In February of this year I called on Victorian Health Minister Jill Hennessy to resign on the basis she is not a fit and proper person to hold such a high office for a variety of reasons.

Readers will recall that the Minister, last year, chose to reinstate the thoroughly discredited Whooping Cough ‘cocooning’ vaccine for fathers, in the knowledge it was ineffective and that it will expose this segment of the population to the unnecessary risk of disability or death associated with all vaccines.

What’s worse, it can now be revealed that the Minister, while in opposition, received specific and unambiguous advice from the Victorian health department’s Professor Chris Brook during a 2012 Estimates Committee hearing that vaccinating parents was totally ineffective in protecting newborns from Whooping Cough.

Ms HENNESSY — Minister, if I could just take you to budget paper 3, page 141, and the public health outputs, you would know that since 2009 the Victorian government has funded free vaccinations for parents and carers of newborns in an effort to protect newborns from the current whooping cough epidemic. Indeed last year you announced an extension of that vaccine until 30 June 2012. Last week there were 1655 notifications to your department of whooping cough for the year. Can you just confirm for the committee if the public health outputs include the funding of the extension of that program to protect families, in particular newborns, from whooping cough? 

Prof. BROOK — The state decided some three years ago that it would, in consultation with other jurisdictions, initiate what has been called a ‘cocoon’ strategy. Since children are not born with natural immunity to pertussis and they cannot really be vaccinated until about the third month of life, it is important if there is a pertussis epidemic, or mini epidemic, to try and protect them. The outbreak of the disease can occur because pertussis is not a lifelong vaccination, so it can get into the adult herd and then be transmitted to children. So that can be dangerous — — 

Ms HENNESSY — Do you mean parents by ‘herd’?

Prof. BROOK — The term ‘herd’ is an epidemiological one. It implies the population.

Ms HENNESSY — You are talking to humble politicians.

Prof. BROOK — Yes, but parents in this particular instance, or grandparents. The idea was to try and vaccinate the parents and encourage others who may be associated with an infant to obtain vaccination. That was done in good faith based on limited evidence at the time and has been continued in most jurisdictions, I think bar one, to this year. During the course of the last 12 months, two separate manufacturers have put in fairly complex submissions to the ultimate arbiter of these things, which is the Pharmaceutical Benefits Advisory Committee. So it is not a matter of chief health officers or bureaucrats of any sort, whether professional or not, putting information forward; this is complex, technical information put forward by manufacturers. On both occasions the Pharmaceutical Benefits Advisory Committee, which is totally independent and very expert, has determined that there is no clinical effectiveness of this strategy, and therefore the commonwealth, having previously declined to contemplate any support for the vaccine, has firmly determined that it will not.

But that changes the dynamic in so far as each of the jurisdictions is concerned, because obviously if we are told something is ineffective, then it becomes a moot point — and still not a moot point, it becomes clear that it is not something that should be supported when indeed there may be better ways to spend the money concerned. So all jurisdictions who have been in this program will be effectively ceasing the cocoon strategy as of the end of June this year. One jurisdiction — and I am sorry, I do not have which one before me — has already done so without ill effect. I should also point out that the actual rate of disease has declined significantly.

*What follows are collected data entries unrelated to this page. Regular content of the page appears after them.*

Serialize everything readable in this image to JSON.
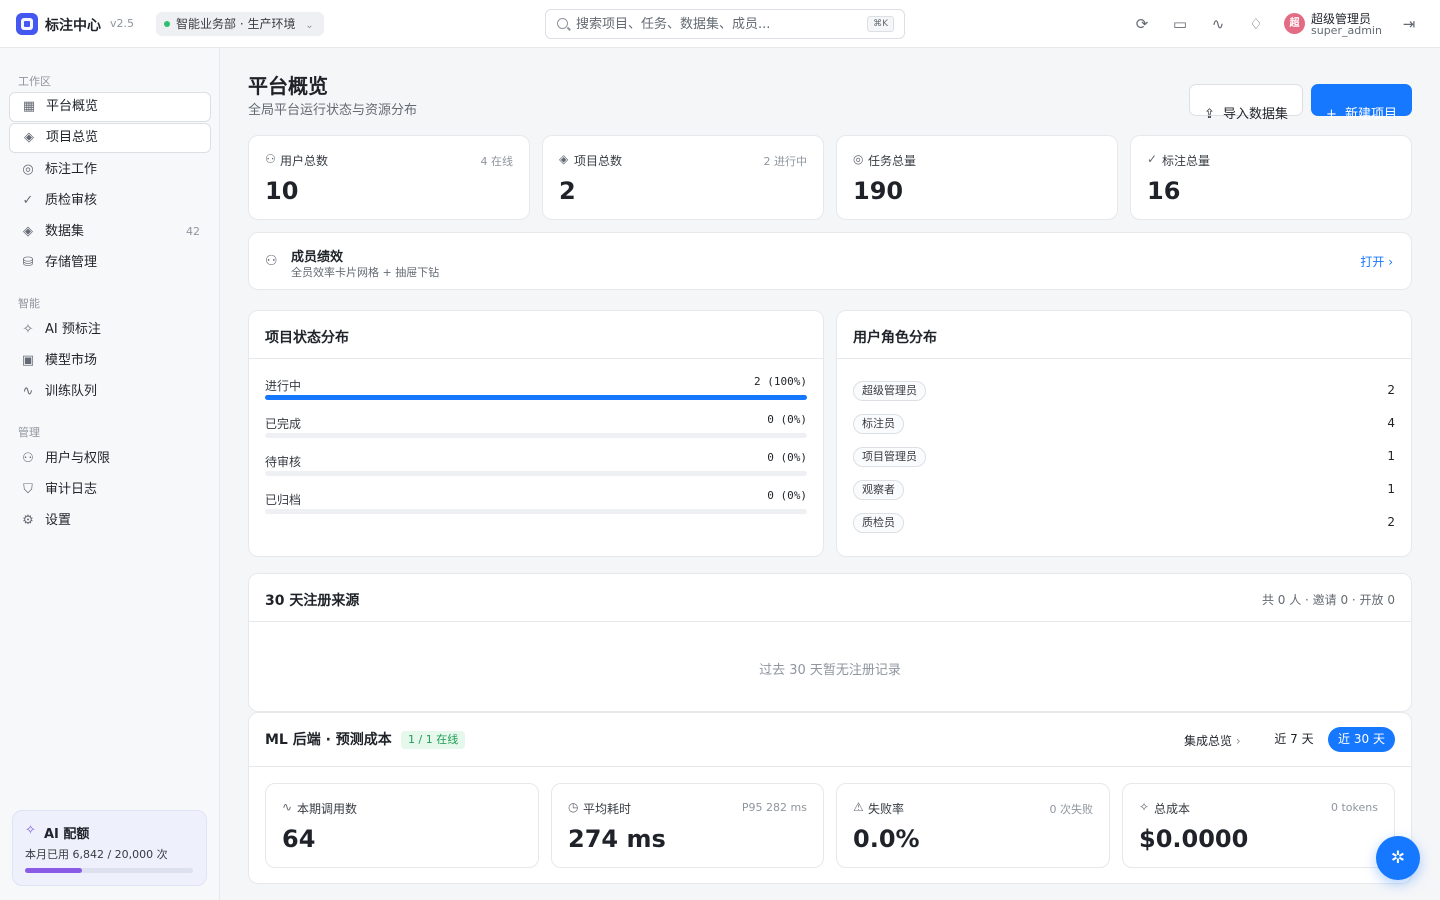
{
  "header": {
    "app_title": "标注中心",
    "version": "v2.5",
    "env": "智能业务部 · 生产环境",
    "search_placeholder": "搜索项目、任务、数据集、成员...",
    "search_shortcut": "⌘K",
    "user_avatar": "超",
    "user_name": "超级管理员",
    "user_handle": "super_admin",
    "icons": [
      "refresh-icon",
      "monitor-icon",
      "activity-icon",
      "bell-icon",
      "logout-icon"
    ]
  },
  "sidebar": {
    "sections": [
      "工作区",
      "智能",
      "管理"
    ],
    "items": [
      {
        "label": "平台概览",
        "icon": "grid-icon",
        "count": ""
      },
      {
        "label": "项目总览",
        "icon": "layers-icon",
        "count": ""
      },
      {
        "label": "标注工作",
        "icon": "target-icon",
        "count": ""
      },
      {
        "label": "质检审核",
        "icon": "check-icon",
        "count": ""
      },
      {
        "label": "数据集",
        "icon": "stack-icon",
        "count": "42"
      },
      {
        "label": "存储管理",
        "icon": "database-icon",
        "count": ""
      },
      {
        "label": "AI 预标注",
        "icon": "sparkle-icon",
        "count": ""
      },
      {
        "label": "模型市场",
        "icon": "robot-icon",
        "count": ""
      },
      {
        "label": "训练队列",
        "icon": "pulse-icon",
        "count": ""
      },
      {
        "label": "用户与权限",
        "icon": "users-icon",
        "count": ""
      },
      {
        "label": "审计日志",
        "icon": "shield-icon",
        "count": ""
      },
      {
        "label": "设置",
        "icon": "gear-icon",
        "count": ""
      }
    ],
    "quota": {
      "title": "AI 配额",
      "text": "本月已用 6,842 / 20,000 次",
      "used_fraction": 0.342
    }
  },
  "main": {
    "title": "平台概览",
    "subtitle": "全局平台运行状态与资源分布",
    "import_label": "导入数据集",
    "new_label": "新建项目",
    "stats": [
      {
        "label": "用户总数",
        "value": "10",
        "meta": "4 在线",
        "icon": "users-icon"
      },
      {
        "label": "项目总数",
        "value": "2",
        "meta": "2 进行中",
        "icon": "layers-icon"
      },
      {
        "label": "任务总量",
        "value": "190",
        "meta": "",
        "icon": "target-icon"
      },
      {
        "label": "标注总量",
        "value": "16",
        "meta": "",
        "icon": "check-icon"
      }
    ],
    "performance": {
      "title": "成员绩效",
      "subtitle": "全员效率卡片网格 + 抽屉下钻",
      "open": "打开"
    },
    "project_status": {
      "title": "项目状态分布",
      "rows": [
        {
          "label": "进行中",
          "value": "2 (100%)",
          "fraction": 1.0
        },
        {
          "label": "已完成",
          "value": "0 (0%)",
          "fraction": 0
        },
        {
          "label": "待审核",
          "value": "0 (0%)",
          "fraction": 0
        },
        {
          "label": "已归档",
          "value": "0 (0%)",
          "fraction": 0
        }
      ]
    },
    "roles": {
      "title": "用户角色分布",
      "rows": [
        {
          "label": "超级管理员",
          "count": "2"
        },
        {
          "label": "标注员",
          "count": "4"
        },
        {
          "label": "项目管理员",
          "count": "1"
        },
        {
          "label": "观察者",
          "count": "1"
        },
        {
          "label": "质检员",
          "count": "2"
        }
      ]
    },
    "registration": {
      "title": "30 天注册来源",
      "meta": "共 0 人 · 邀请 0 · 开放 0",
      "empty": "过去 30 天暂无注册记录"
    },
    "ml": {
      "title": "ML 后端 · 预测成本",
      "badge": "1 / 1 在线",
      "overview": "集成总览",
      "range_7": "近 7 天",
      "range_30": "近 30 天",
      "metrics": [
        {
          "label": "本期调用数",
          "value": "64",
          "meta": "",
          "icon": "activity-icon"
        },
        {
          "label": "平均耗时",
          "value": "274 ms",
          "meta": "P95 282 ms",
          "icon": "clock-icon"
        },
        {
          "label": "失败率",
          "value": "0.0%",
          "meta": "0 次失败",
          "icon": "warning-icon"
        },
        {
          "label": "总成本",
          "value": "$0.0000",
          "meta": "0 tokens",
          "icon": "sparkle-icon"
        }
      ]
    }
  },
  "colors": {
    "primary": "#1677ff",
    "brand": "#4457f0",
    "success": "#1f9d55",
    "quota": "#8a5ce6"
  }
}
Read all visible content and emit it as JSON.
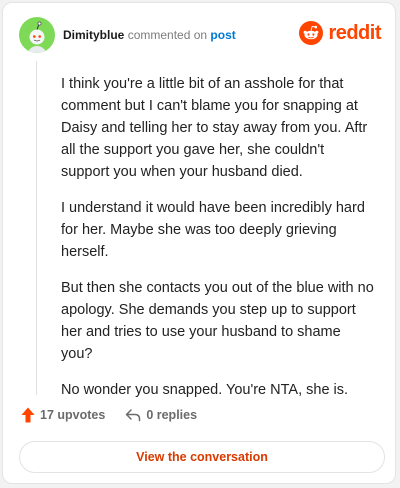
{
  "comment": {
    "username": "Dimityblue",
    "action_text": "commented on",
    "post_link_text": "post",
    "paragraphs": [
      "I think you're a little bit of an asshole for that comment but I can't blame you for snapping at Daisy and telling her to stay away from you. Aftr all the support you gave her, she couldn't support you when your husband died.",
      "I understand it would have been incredibly hard for her. Maybe she was too deeply grieving herself.",
      "But then she contacts you out of the blue with no apology. She demands you step up to support her and tries to use your husband to shame you?",
      "No wonder you snapped. You're NTA, she is."
    ],
    "upvotes_label": "17 upvotes",
    "replies_label": "0 replies",
    "cta_label": "View the conversation"
  },
  "brand": {
    "name": "reddit",
    "icon": "reddit-logo-icon"
  },
  "icons": {
    "avatar": "snoo-avatar-icon",
    "upvote": "upvote-arrow-icon",
    "reply": "reply-arrow-icon"
  },
  "colors": {
    "brand": "#ff4500",
    "avatar_background": "#7ed957",
    "link": "#0079d3",
    "cta_text": "#d93a00"
  }
}
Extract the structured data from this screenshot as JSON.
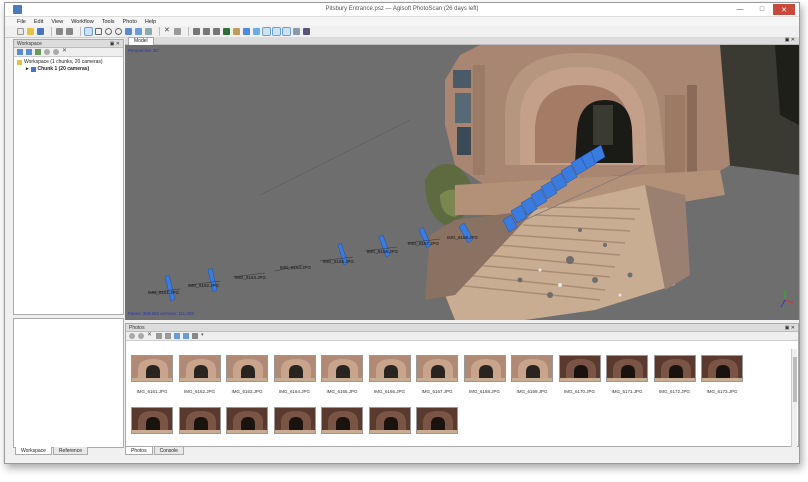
{
  "window": {
    "title": "Pitsbury Entrance.psz — Agisoft PhotoScan (26 days left)"
  },
  "menu": [
    "File",
    "Edit",
    "View",
    "Workflow",
    "Tools",
    "Photo",
    "Help"
  ],
  "workspace": {
    "header": "Workspace",
    "root": "Workspace (1 chunks, 20 cameras)",
    "chunk": "Chunk 1 (20 cameras)"
  },
  "model": {
    "tab": "Model",
    "perspective": "Perspective 30°",
    "stats": "Faces: 359,562 vertices: 111,208",
    "camera_labels": [
      "IMG_6161.JPG",
      "IMG_6162.JPG",
      "IMG_6163.JPG",
      "IMG_6164.JPG",
      "IMG_6165.JPG",
      "IMG_6166.JPG",
      "IMG_6167.JPG",
      "IMG_6168.JPG"
    ]
  },
  "photos": {
    "header": "Photos",
    "row1": [
      "IMG_6161.JPG",
      "IMG_6162.JPG",
      "IMG_6163.JPG",
      "IMG_6164.JPG",
      "IMG_6165.JPG",
      "IMG_6166.JPG",
      "IMG_6167.JPG",
      "IMG_6168.JPG",
      "IMG_6169.JPG",
      "IMG_6170.JPG",
      "IMG_6171.JPG",
      "IMG_6172.JPG",
      "IMG_6173.JPG"
    ],
    "row2_count": 7
  },
  "tabs_left": [
    "Workspace",
    "Reference"
  ],
  "tabs_bottom": [
    "Photos",
    "Console"
  ],
  "colors": {
    "camera_blue": "#3a7be0",
    "viewport_bg": "#6e6e6e",
    "stone": "#b08a74"
  }
}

It is about half what it was in the 12 month prior period, although there is still some ongoing activity in New South Wales compared with Victoria.

On what basis then did the Minister reinstate cocooning?  Surely it wasn’t on the basis of something she read on the internet?  Surely it wasn’t on the basis of internet propaganda issued by the Hughes, who have been dubbed the ‘Kardashians of Vaccination‘?  After all, the Minister has been openly critical of parents relying on vaccine information from the internet, so surely she wouldn’t have been swept up in the fear porn du jour?  One could even say she has a pathological hatred of the internet and yearns for the days when governments were able to control the level of information provided to the general public.

Regardless of the reasons for her doing so, the Minister has reinstated an ineffective vaccine with callous disregard for the safety of Victorian fathers, some of whom will be inevitably disabled or killed by a totally unnecessary and invasive medical procedure.

That just isn’t right, but thank God for the internet, otherwise we may never have known.